Od 29 sierpnia w Babiogórskim Parku Narodowym rozpocznie się długo wyczekiwany remont żółtego szlaku, znany lokalnie jako Perć Akademików. Ten ikoniczny szlak, wiodący przez malownicze tereny Babiej Góry, będzie zamknięty od Górnego Płaju do Diablaka. Jak podała dyrekcja parku, prace remontowe mają na celu przywrócenie infrastruktury szlaku do stanu pełnej funkcjonalności i bezpieczeństwa.
Perć Akademików zostanie tymczasowo zamknięta
Perć Akademików to szlak o głęboko zakorzenionej historii, sięgającej aż 1925 roku, kiedy to oficjalnie został oznakowany. To bez wątpienia jeden z trudniejszych szlaków w Beskidach, który stawia wyzwanie przede wszystkim miłośnikom górskich wędrówek. Jego charakterystycznymi cechami są jednokierunkowość oraz wymagające podejścia. Na trasie tego szlaku znajduje się również ośmiometrowa pionowa ściana, znana jako Czarny Dziób.
Prace Remontowe i Cele
Dyrekcja Babiogórskiego Parku Narodowego ogłosiła, że prace remontowe na Perć Akademików mają na celu przywrócenie infrastruktury szlaku do stanu pełnej funkcjonalności i bezpieczeństwa. Ten krok ma zagwarantować, że turystyka górska w tym regionie będzie kontynuowana w sposób odpowiedzialny i z poszanowaniem dziedzictwa przyrodniczego. Szlak zostanie zamknięty od Górnego Płaju do Diablaka, a prognozy mówią, że ma zostać ponownie otwarty dla turystów 28 października.
Turyści są oburzeni z powodu zamknięcia żółtego szlaku
Wieść o zamknięciu szlaku wywołało oburzenie wśród licznych turystów, którym nie umknęło, że popularny żółty szlak prowadzący na szczyt Babiej Góry ma charakter sezonowy. To oznacza, że wkrótce, zaraz po zakończonym remoncie słynnej Perć Akademików, trasa ta prawdopodobnie zostanie ponownie zamknięta z powodu opadów śniegu. Jak wiemy, na tych wysokościach zjawisko to występuje znacznie wcześniej niż w innych rejonach Beskidów. Przypominamy sobie tutaj, że omawiany szlak to trasa przeznaczona jedynie do sezonowego użytku, a w okresie zimowym jest konsekwentnie zamknięta dla turystów.

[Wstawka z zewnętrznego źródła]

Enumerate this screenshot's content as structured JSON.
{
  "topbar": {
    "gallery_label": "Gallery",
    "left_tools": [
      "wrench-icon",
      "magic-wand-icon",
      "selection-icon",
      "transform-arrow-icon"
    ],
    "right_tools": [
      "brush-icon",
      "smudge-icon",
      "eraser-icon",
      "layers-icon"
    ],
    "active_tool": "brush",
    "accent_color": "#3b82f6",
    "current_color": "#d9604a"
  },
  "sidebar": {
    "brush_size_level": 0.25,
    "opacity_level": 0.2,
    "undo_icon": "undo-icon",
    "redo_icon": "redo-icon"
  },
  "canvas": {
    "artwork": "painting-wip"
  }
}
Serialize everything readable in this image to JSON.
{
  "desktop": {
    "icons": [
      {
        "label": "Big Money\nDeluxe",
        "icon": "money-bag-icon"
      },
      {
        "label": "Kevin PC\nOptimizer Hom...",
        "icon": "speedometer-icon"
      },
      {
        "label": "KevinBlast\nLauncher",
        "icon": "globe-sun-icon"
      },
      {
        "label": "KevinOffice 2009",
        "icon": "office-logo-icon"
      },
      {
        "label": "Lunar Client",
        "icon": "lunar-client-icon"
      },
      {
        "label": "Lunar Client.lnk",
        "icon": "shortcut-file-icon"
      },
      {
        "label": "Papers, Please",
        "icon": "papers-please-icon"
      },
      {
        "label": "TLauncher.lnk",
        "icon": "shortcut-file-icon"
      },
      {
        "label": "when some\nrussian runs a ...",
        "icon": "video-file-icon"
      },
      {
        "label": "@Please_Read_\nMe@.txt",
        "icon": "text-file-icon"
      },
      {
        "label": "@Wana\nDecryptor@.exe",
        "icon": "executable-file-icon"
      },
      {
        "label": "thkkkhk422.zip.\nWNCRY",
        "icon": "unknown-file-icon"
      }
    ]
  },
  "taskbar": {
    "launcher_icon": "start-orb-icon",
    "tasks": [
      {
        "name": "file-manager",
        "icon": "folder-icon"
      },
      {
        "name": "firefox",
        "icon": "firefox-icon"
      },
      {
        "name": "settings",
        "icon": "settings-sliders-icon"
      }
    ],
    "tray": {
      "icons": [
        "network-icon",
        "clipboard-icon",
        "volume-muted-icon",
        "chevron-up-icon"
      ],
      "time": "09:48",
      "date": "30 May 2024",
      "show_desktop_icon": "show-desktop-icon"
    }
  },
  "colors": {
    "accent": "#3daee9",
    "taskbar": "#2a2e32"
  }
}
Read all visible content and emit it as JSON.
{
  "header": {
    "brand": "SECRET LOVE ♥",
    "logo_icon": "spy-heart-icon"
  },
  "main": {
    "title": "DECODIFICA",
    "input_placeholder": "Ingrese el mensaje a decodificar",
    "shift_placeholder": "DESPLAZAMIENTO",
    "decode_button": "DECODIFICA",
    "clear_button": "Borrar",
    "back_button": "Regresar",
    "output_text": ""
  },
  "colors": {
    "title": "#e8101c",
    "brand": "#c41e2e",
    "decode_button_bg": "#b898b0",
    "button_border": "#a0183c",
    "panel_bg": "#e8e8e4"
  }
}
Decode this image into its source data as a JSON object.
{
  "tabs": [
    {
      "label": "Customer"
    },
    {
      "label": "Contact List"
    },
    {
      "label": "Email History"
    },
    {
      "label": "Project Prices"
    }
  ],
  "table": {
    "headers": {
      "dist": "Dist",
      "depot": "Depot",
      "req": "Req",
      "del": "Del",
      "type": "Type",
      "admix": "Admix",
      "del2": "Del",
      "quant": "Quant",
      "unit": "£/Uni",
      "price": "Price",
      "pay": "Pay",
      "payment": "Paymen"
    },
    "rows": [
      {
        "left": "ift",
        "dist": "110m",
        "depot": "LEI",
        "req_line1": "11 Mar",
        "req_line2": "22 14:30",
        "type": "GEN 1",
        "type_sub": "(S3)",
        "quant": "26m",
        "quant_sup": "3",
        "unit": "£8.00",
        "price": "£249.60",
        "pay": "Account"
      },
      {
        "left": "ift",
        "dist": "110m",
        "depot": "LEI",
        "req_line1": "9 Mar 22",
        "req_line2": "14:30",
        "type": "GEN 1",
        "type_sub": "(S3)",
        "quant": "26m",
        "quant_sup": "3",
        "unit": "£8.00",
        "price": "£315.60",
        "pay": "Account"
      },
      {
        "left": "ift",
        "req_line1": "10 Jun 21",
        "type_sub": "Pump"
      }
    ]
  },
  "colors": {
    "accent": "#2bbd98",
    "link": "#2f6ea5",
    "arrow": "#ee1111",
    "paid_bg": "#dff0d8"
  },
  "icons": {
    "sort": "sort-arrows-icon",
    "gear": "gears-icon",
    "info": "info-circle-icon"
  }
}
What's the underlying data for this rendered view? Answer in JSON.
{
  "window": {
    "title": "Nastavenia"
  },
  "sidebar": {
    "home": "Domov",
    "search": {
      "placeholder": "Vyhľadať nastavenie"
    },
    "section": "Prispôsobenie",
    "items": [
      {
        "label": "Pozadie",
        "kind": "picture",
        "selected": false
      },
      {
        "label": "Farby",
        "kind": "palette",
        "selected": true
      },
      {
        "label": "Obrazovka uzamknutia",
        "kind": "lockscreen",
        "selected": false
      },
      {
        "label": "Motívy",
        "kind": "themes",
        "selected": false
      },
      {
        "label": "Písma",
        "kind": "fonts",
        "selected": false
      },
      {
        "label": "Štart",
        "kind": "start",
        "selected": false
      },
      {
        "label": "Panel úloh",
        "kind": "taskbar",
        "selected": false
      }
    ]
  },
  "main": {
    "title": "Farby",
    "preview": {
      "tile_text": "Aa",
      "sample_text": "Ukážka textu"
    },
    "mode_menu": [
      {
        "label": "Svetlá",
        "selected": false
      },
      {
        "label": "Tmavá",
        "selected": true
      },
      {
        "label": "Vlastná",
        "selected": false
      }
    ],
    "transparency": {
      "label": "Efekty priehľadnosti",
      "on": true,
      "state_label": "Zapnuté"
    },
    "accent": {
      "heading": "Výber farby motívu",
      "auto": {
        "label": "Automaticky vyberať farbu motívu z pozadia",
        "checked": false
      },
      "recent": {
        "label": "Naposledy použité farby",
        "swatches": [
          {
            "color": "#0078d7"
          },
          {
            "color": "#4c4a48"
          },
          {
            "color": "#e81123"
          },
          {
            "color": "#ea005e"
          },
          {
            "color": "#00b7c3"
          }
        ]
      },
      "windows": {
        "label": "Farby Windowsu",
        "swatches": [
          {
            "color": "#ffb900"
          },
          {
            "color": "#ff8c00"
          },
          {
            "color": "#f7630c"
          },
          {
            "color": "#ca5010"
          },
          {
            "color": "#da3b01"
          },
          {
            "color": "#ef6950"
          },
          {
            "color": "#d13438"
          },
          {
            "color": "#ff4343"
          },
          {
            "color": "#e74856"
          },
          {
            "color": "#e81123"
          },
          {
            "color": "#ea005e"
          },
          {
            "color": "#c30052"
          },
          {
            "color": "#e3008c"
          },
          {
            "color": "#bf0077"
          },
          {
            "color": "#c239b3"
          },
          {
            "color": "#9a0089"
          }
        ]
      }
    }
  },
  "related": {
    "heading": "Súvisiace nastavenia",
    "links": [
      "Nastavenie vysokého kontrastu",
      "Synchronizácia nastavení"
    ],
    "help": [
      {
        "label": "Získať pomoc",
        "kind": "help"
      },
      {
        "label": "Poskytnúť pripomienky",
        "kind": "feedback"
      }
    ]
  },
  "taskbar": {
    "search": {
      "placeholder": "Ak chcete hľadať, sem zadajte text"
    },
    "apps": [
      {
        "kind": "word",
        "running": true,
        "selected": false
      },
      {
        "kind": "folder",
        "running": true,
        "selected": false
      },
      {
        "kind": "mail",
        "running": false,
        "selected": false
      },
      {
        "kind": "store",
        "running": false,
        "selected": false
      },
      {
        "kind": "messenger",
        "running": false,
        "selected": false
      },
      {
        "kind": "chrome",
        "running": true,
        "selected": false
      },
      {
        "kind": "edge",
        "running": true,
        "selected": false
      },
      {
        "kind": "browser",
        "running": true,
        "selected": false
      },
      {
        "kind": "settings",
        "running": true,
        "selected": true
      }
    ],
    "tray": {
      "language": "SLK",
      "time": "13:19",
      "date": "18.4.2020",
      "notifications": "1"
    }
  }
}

Warto również zwrócić uwagę na fakt, że obecnie trwa okres letnich wakacji, co oznacza, że liczni turyści zaplanowali swoje urlopy aż do końca nadchodzącego weekendu. Właśnie dlatego ogłoszenie o zamknięciu szlaku, dokonane dzień wcześniej, wywołało pewne niezadowolenie wśród podróżujących.